A physical therapy mobility checkup for older adults: feasibility and participant preferences from a discrete choice experiment
In short
Can a brief physical therapy 'Mobility Checkup' be feasibly delivered to older adults in community settings, and what do older adults prefer in such a service?
A two-phase pilot study found that a structured physical therapy Mobility Checkup was feasible and safe in community settings, with 91% of participants reporting high satisfaction, though the visit often exceeded the 60-minute target. Older adults strongly preferred no out-of-pocket cost and a 30-minute visit.
SupportsRead paper
Primary study62 ParticipantsLimited evidence
Key points
- 5 of 6 pre-specified feasibility criteria were met; only visit duration fell short (42% of visits exceeded 60 minutes)
- 68% of participants were identified as having preclinical or mobility disability, far exceeding the 25% feasibility threshold
- Transitions (sit-to-stand and getting up from the floor) identified the most participants below age-referenced norms (16 of 21 with any impairment)
- In the discrete choice experiment, no out-of-pocket cost was the dominant preference by a wide margin over $25 or $129 co-pays
- 97% of DCE participants said they would use a Mobility Checkup if one were available
How it was conducted
- Design
- Two-phase pilot: Phase 1 feasibility study + Phase 2 discrete choice experiment (DCE)
- Participants
- 31 adults aged 55+ per phase (62 total); recruited from assisted living, libraries, and an academic institution
- Feasibility criteria
- 6 a priori criteria: preclinical disability identification rate, cancellation rate, visit duration, satisfaction, education usefulness, adverse events
- Mobility measures
- Five Times Sit to Stand, Timed Up From Floor, 10-metre walk test, 6-minute walk test, Functional Gait Assessment, Activities-specific Balance Confidence scale
- DCE attributes
- Out-of-pocket cost ($0/$25/$129), visit duration (30/60 min), education topic (fall risk/walking/transitions), graphic style (bar vs. line)
- Analysis
- Descriptive statistics for feasibility; conjoint choice modelling (conditional logistic regression) for DCE; false discovery rate correction applied
What they found
- 21 of 31 feasibility participants (68%) were identified as having preclinical or mobility disability (below 50th percentile on at least one measure)
- 16 of 21 impaired participants had below-normal transitions (Five Times Sit to Stand or Timed Up From Floor)
- 13 of 31 visits (42%) exceeded 60 minutes, failing the duration criterion
- Mean satisfaction score was 91% of the maximum (range 71-100%)
- 98% of participants rated the education as useful (range 80-100%)
- No adverse events occurred
- Preference for no out-of-pocket cost: utility 1.205 (95% CI 0.972-1.462, FDR P<0.001); $25 utility 0.163 (95% CI -0.041-0.372); $129 utility -1.369
- Preference for 30-minute visit: utility 0.168 (95% CI 0.022-0.318, FDR P=0.022)
- Preference for education about fall risk over other topics: utility 0.293 (95% CI 0.079-0.517, FDR P=0.019)
- Preference for bar graph (positive framing): utility 0.320 (95% CI 0.033-0.619, FDR P=0.007)

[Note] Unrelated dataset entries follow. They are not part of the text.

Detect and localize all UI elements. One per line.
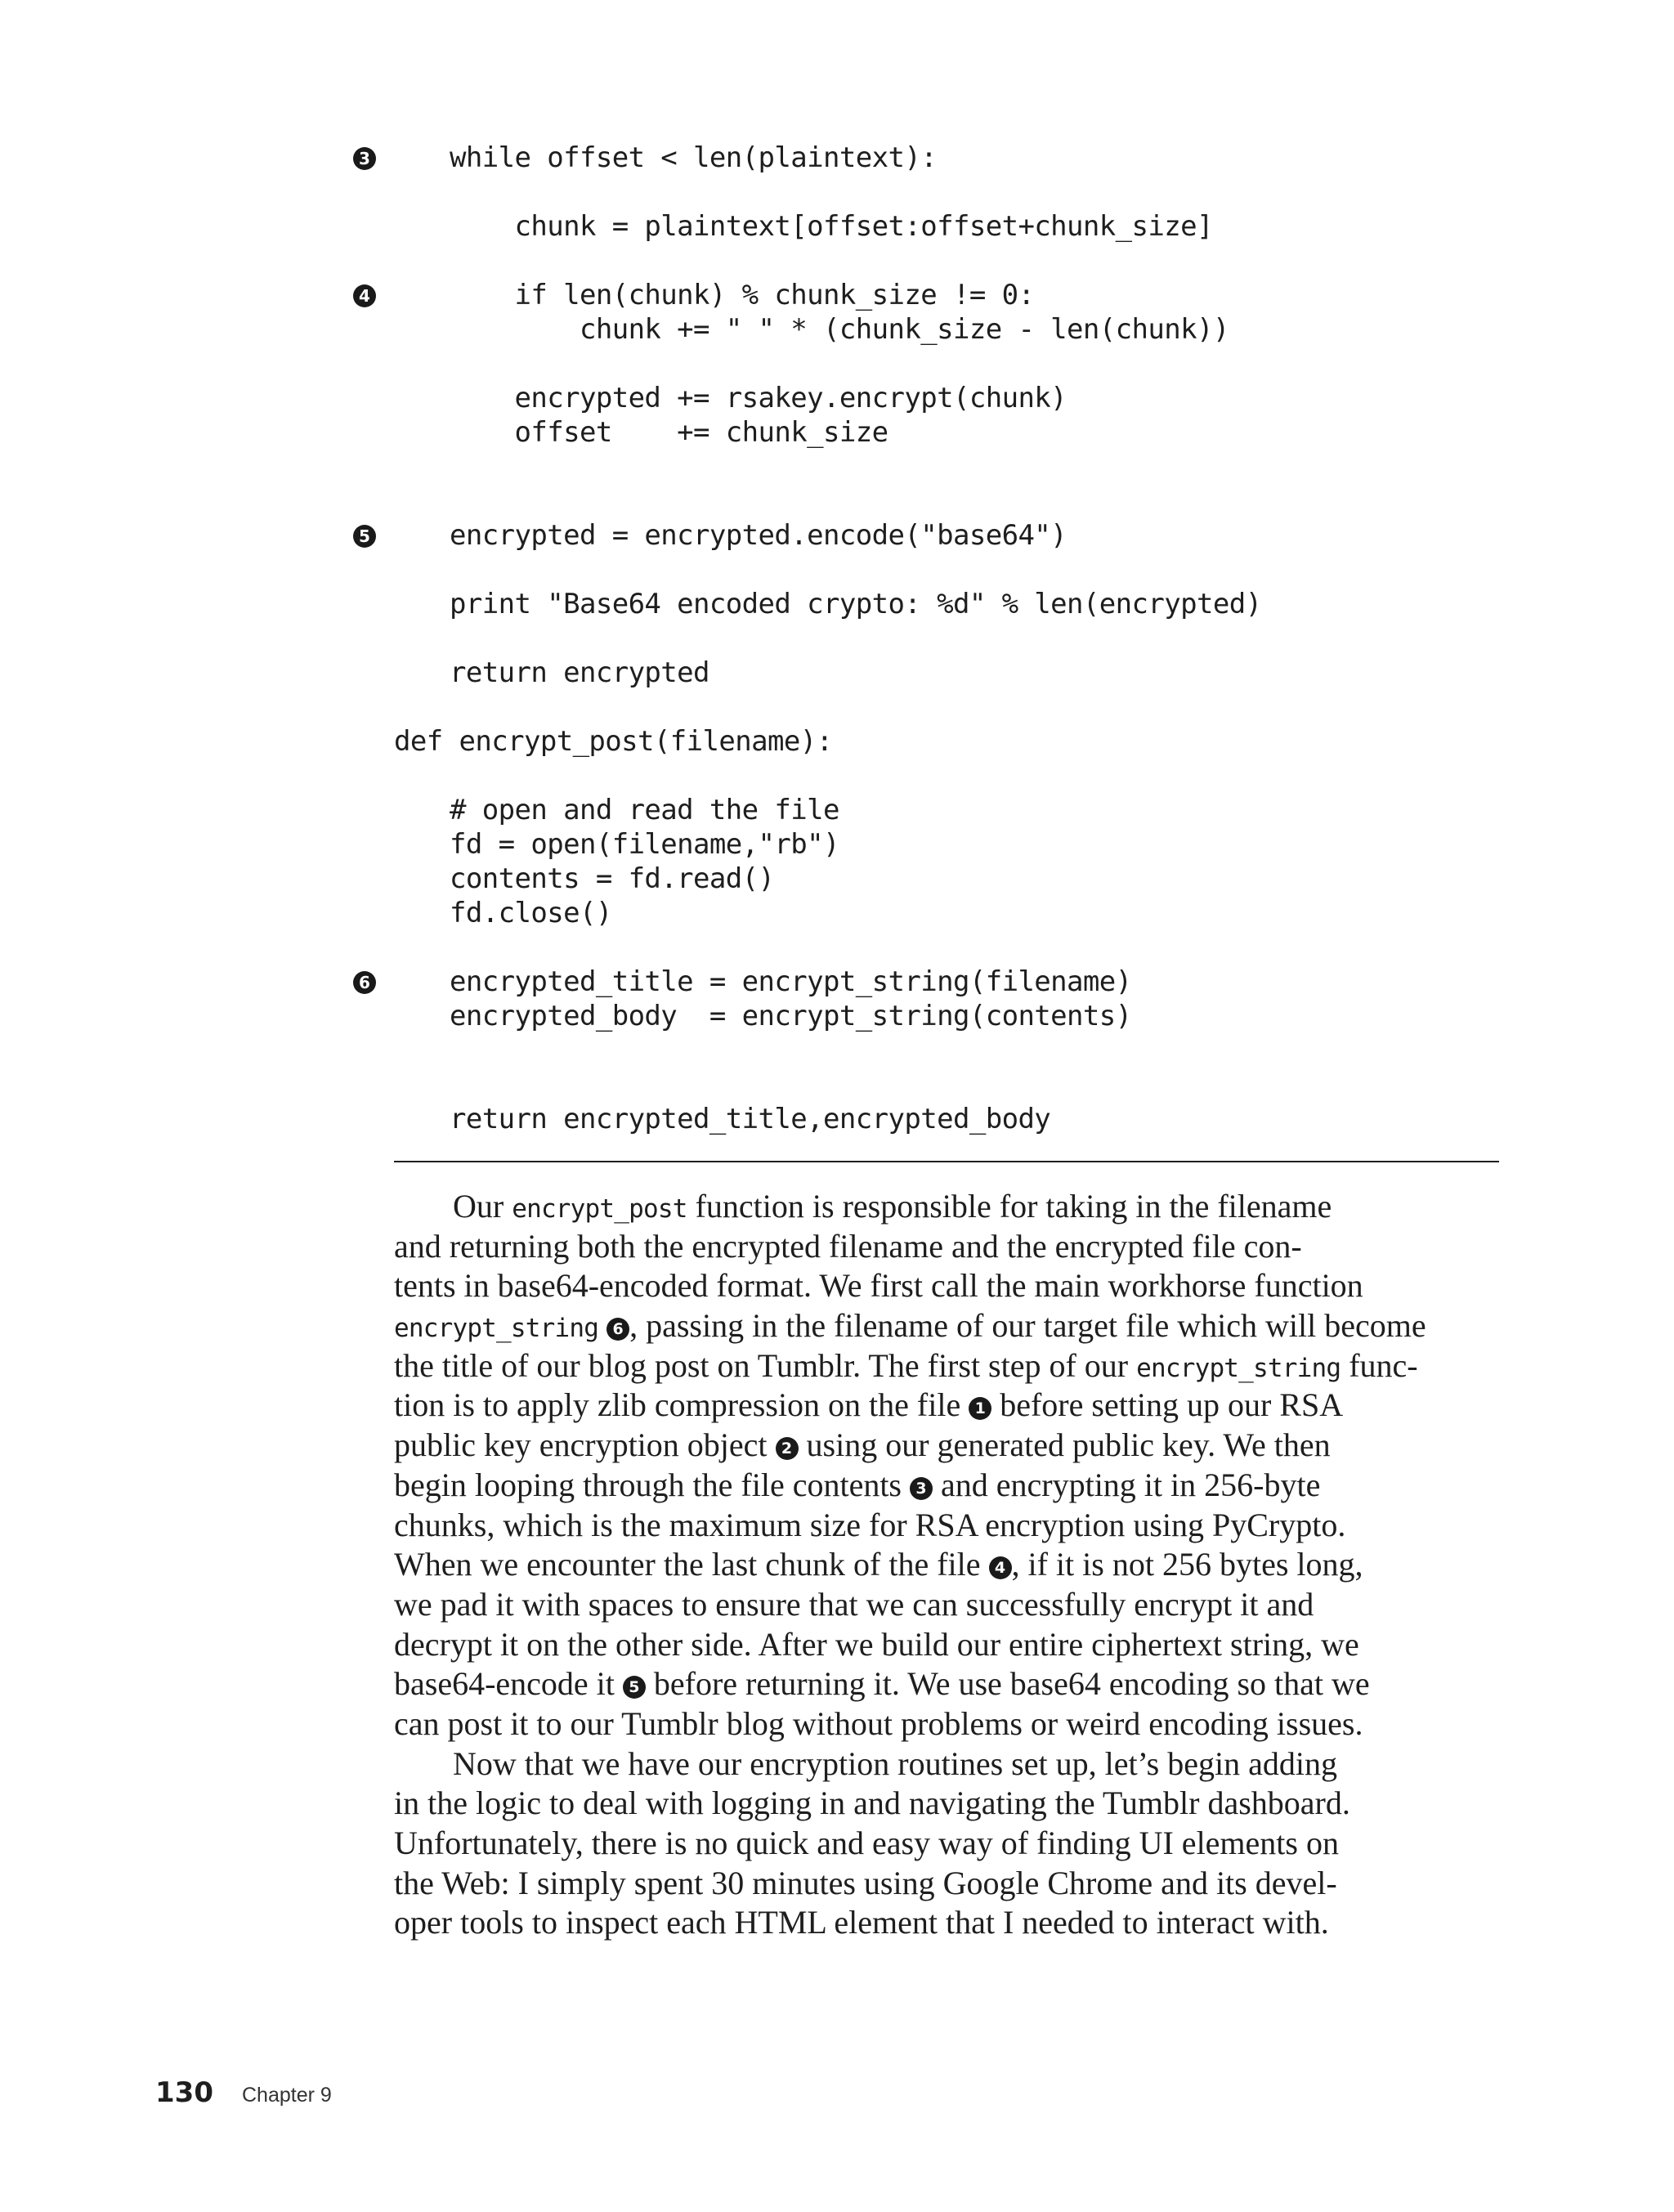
- code-line: [0, 244, 1674, 278]
- text-line: [394, 1664, 1499, 1704]
- text-run: , passing in the filename of our target file which will become: [629, 1307, 1426, 1345]
- code-line-text: chunk = plaintext[offset:offset+chunk_size]: [450, 210, 1213, 243]
- code-line: [0, 930, 1674, 965]
- text-run: the Web: I simply spent 30 minutes using Google Chrome and its devel-: [394, 1864, 1337, 1901]
- code-line-text: if len(chunk) % chunk_size != 0:: [450, 279, 1035, 311]
- code-line: [0, 862, 1674, 896]
- code-line-text: encrypted_title = encrypt_string(filename): [450, 965, 1132, 998]
- text-run: decrypt it on the other side. After we build our entire ciphertext string, we: [394, 1625, 1359, 1663]
- callout-marker-icon: 4: [353, 284, 376, 307]
- code-line: [0, 1102, 1674, 1136]
- text-run: oper tools to inspect each HTML element that I needed to interact with.: [394, 1904, 1329, 1941]
- text-line: [394, 1824, 1499, 1864]
- code-line-text: contents = fd.read(): [450, 862, 775, 895]
- code-line: [0, 827, 1674, 862]
- callout-marker-icon: 3: [910, 1477, 933, 1500]
- text-line: [394, 1625, 1499, 1665]
- inline-code: encrypt_string: [1136, 1353, 1341, 1383]
- code-line-text: return encrypted_title,encrypted_body: [450, 1103, 1051, 1135]
- text-line: [394, 1506, 1499, 1546]
- code-line: [0, 141, 1674, 175]
- text-run: func-: [1341, 1346, 1418, 1384]
- text-run: public key encryption object: [394, 1426, 776, 1464]
- body-text: [394, 1187, 1499, 1943]
- text-run: Unfortunately, there is no quick and easy way of finding UI elements on: [394, 1825, 1339, 1861]
- callout-marker-icon: 2: [776, 1437, 799, 1460]
- code-line: [0, 278, 1674, 312]
- text-line: [394, 1227, 1499, 1267]
- code-line-text: encrypted_body = encrypt_string(contents): [450, 1000, 1132, 1032]
- text-run: and returning both the encrypted filename and the encrypted file con-: [394, 1227, 1302, 1265]
- inline-code: encrypt_post: [512, 1194, 687, 1224]
- text-run: , if it is not 256 bytes long,: [1011, 1546, 1363, 1583]
- text-run: we pad it with spaces to ensure that we can successfully encrypt it and: [394, 1585, 1314, 1623]
- code-line-text: return encrypted: [450, 656, 709, 689]
- callout-marker-icon: 4: [989, 1556, 1012, 1579]
- code-line: [0, 896, 1674, 930]
- code-line: [0, 999, 1674, 1033]
- text-run: When we encounter the last chunk of the file: [394, 1546, 989, 1583]
- callout-marker-icon: 6: [353, 971, 376, 994]
- code-line-text: encrypted += rsakey.encrypt(chunk): [450, 382, 1068, 414]
- code-line: [0, 415, 1674, 450]
- code-line-text: chunk += " " * (chunk_size - len(chunk)): [450, 313, 1229, 346]
- text-run: can post it to our Tumblr blog without problems or weird encoding issues.: [394, 1704, 1363, 1742]
- code-line: [0, 656, 1674, 690]
- callout-marker-icon: 3: [353, 147, 376, 170]
- text-run: base64-encode it: [394, 1665, 623, 1703]
- text-run: before returning it. We use base64 encoding so that we: [645, 1665, 1370, 1703]
- code-line: [0, 450, 1674, 484]
- text-run: tion is to apply zlib compression on the file: [394, 1386, 969, 1424]
- text-run: [598, 1307, 606, 1344]
- code-listing-rule: [394, 1161, 1499, 1162]
- text-line: [394, 1704, 1499, 1744]
- code-line: [0, 690, 1674, 724]
- text-line: [394, 1744, 1499, 1784]
- code-line-text: print "Base64 encoded crypto: %d" % len(encrypted): [450, 588, 1262, 620]
- callout-marker-icon: 1: [969, 1397, 991, 1420]
- code-line: [0, 553, 1674, 587]
- code-line-text: fd.close(): [450, 897, 612, 929]
- code-line-text: encrypted = encrypted.encode("base64"): [450, 519, 1068, 552]
- text-line: [394, 1585, 1499, 1625]
- code-line: [0, 759, 1674, 793]
- text-run: function is responsible for taking in the filename: [687, 1188, 1332, 1225]
- code-line: [0, 518, 1674, 553]
- text-run: the title of our blog post on Tumblr. The first step of our: [394, 1346, 1137, 1384]
- code-line: [0, 347, 1674, 381]
- code-line: [0, 965, 1674, 999]
- text-run: begin looping through the file contents: [394, 1466, 910, 1503]
- text-line: [394, 1784, 1499, 1824]
- text-line: [394, 1903, 1499, 1943]
- callout-marker-icon: 5: [353, 525, 376, 548]
- text-line: [394, 1426, 1499, 1466]
- text-line: [394, 1306, 1499, 1346]
- text-line: [394, 1545, 1499, 1585]
- running-footer-chapter: Chapter 9: [242, 2084, 332, 2107]
- text-line: [394, 1386, 1499, 1426]
- text-line: [394, 1266, 1499, 1306]
- inline-code: encrypt_string: [394, 1314, 599, 1344]
- text-run: in the logic to deal with logging in and navigating the Tumblr dashboard.: [394, 1784, 1350, 1822]
- text-line: [394, 1466, 1499, 1506]
- code-line-text: # open and read the file: [450, 794, 839, 826]
- code-line: [0, 484, 1674, 518]
- text-run: chunks, which is the maximum size for RSA encryption using PyCrypto.: [394, 1506, 1346, 1543]
- text-line: [394, 1187, 1499, 1227]
- text-line: [394, 1864, 1499, 1904]
- text-run: and encrypting it in 256-byte: [933, 1466, 1321, 1503]
- text-line: [394, 1346, 1499, 1386]
- code-line: [0, 312, 1674, 347]
- callout-marker-icon: 6: [606, 1318, 629, 1341]
- code-line: [0, 724, 1674, 759]
- text-run: Now that we have our encryption routines set up, let’s begin adding: [453, 1744, 1337, 1782]
- text-run: tents in base64-encoded format. We first call the main workhorse function: [394, 1267, 1363, 1305]
- code-line: [0, 1033, 1674, 1068]
- code-line-text: fd = open(filename,"rb"): [450, 828, 839, 861]
- code-line: [0, 1068, 1674, 1102]
- code-line: [0, 209, 1674, 244]
- code-line: [0, 621, 1674, 656]
- text-run: before setting up our RSA: [991, 1386, 1344, 1424]
- code-line-text: while offset < len(plaintext):: [450, 141, 938, 174]
- text-run: using our generated public key. We then: [798, 1426, 1331, 1464]
- code-line: [0, 587, 1674, 621]
- page-number: 130: [155, 2076, 213, 2109]
- code-line: [0, 793, 1674, 827]
- text-run: Our: [453, 1188, 512, 1225]
- code-line-text: def encrypt_post(filename):: [394, 725, 833, 758]
- code-line: [0, 381, 1674, 415]
- callout-marker-icon: 5: [623, 1676, 646, 1699]
- code-line: [0, 175, 1674, 209]
- code-line-text: offset += chunk_size: [450, 416, 888, 449]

- 97% of DCE participants said they would attend a Mobility Checkup if available; 52% preferred annual frequency
- DCE completion rate: 31/31 (100%); mean time to complete 40 minutes
Limitations
- Small, homogeneous samples in both phases (n=31 each); feasibility phase was predominantly white, well-educated, and female
- Pre-specified 50th percentile cutoff for preclinical disability is not a validated clinical threshold, likely inflating the identification rate
- DCE data collection was cut short by the COVID-19 pandemic, preventing the originally planned sample of 40 per survey
- Study did not measure whether the education actually changed participant behaviour or physical activity levels
Why it matters
- For patients
- Older adults who are concerned about their mobility can expect a brief, safe, and satisfying physical therapy assessment that tells them how their walking speed, balance, and ability to rise from a chair or the floor compare to people their age.
- For clinicians
- Physical therapists can feasibly deliver a standardised Mobility Checkup in community or clinic settings; transitions (sit-to-stand and floor rise) appear to be the highest-yield tests for catching early mobility decline.
- For readers
- This pilot supports developing a preventive PT model for older adults, but the small sample, non-validated disability cutoffs, and lack of behaviour-change outcomes mean a larger RCT is needed before widespread adoption.